Even the carefully vetted challengers complain they are blocked at every turn from campaigning fairly. "Over 70 percent of all TV time goes to Putin, and it's all about how he's fulfilling his duties as prime minister," says Sergei Obukhov, a Communist Party Duma deputy. He complains that Putin has refused to participate in TV debates, instead churning out a series of high-profile newspaper articles promising to fix all of Russia's problems, from population decline to military weakness. (For coverage of more of his articles, read here and here.) 

"We're all trying to run in an election, but Putin seems to live his own special life while the media creates the impression that the country will collapse if he ever leaves," Mr.
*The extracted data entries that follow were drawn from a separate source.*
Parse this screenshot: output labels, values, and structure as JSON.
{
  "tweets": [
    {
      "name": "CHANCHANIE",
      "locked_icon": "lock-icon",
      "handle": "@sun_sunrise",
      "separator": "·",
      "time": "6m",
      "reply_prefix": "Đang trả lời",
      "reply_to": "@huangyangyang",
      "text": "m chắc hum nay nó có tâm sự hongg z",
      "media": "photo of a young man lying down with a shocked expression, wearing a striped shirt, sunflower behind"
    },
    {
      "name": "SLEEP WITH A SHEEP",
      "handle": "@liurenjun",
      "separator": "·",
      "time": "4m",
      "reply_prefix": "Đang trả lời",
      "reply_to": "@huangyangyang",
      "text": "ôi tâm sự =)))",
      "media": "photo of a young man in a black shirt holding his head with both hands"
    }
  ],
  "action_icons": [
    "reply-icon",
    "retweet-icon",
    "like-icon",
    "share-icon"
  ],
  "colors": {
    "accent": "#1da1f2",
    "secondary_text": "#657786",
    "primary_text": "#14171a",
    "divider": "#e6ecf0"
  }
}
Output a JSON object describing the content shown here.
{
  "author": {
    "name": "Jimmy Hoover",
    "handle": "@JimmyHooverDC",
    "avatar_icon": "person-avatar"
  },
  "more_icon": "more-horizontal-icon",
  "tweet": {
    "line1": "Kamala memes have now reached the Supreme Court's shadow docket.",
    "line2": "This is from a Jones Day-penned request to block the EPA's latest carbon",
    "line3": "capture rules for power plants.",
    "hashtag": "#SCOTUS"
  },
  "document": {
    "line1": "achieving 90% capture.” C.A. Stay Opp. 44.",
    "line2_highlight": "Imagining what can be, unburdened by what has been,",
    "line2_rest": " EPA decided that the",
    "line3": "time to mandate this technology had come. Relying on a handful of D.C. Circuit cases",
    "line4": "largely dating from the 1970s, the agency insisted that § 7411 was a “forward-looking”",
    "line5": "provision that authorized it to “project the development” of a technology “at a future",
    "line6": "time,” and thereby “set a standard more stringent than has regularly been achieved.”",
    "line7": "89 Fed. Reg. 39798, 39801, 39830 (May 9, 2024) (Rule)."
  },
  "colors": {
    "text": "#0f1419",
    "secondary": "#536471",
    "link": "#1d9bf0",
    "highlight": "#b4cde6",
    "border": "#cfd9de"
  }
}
Obukhov says. 

Even billionaire Prokhorov's people say officials around the country just won't let their candidate campaign. "Our efforts are systematically sabotaged; advertising companies cannot explain why Prokhorov's billboards keep disappearing," says Alexei Urazov, a spokesman. 

Putin's troubles may be just beginning, even if he wins handily in the first round. 

"The political system is unbalanced and the threat of colored revolution is very real," Olga Kryshtanovskaya, one of Russia's top political sociologists, told the daily Kommersant last week. "Whoever is elected president will face the necessity to restore order in the country. Putin will have to choose his style. It can be either hard or soft.… The worse the destabilization is, the more likely we will see the hard line."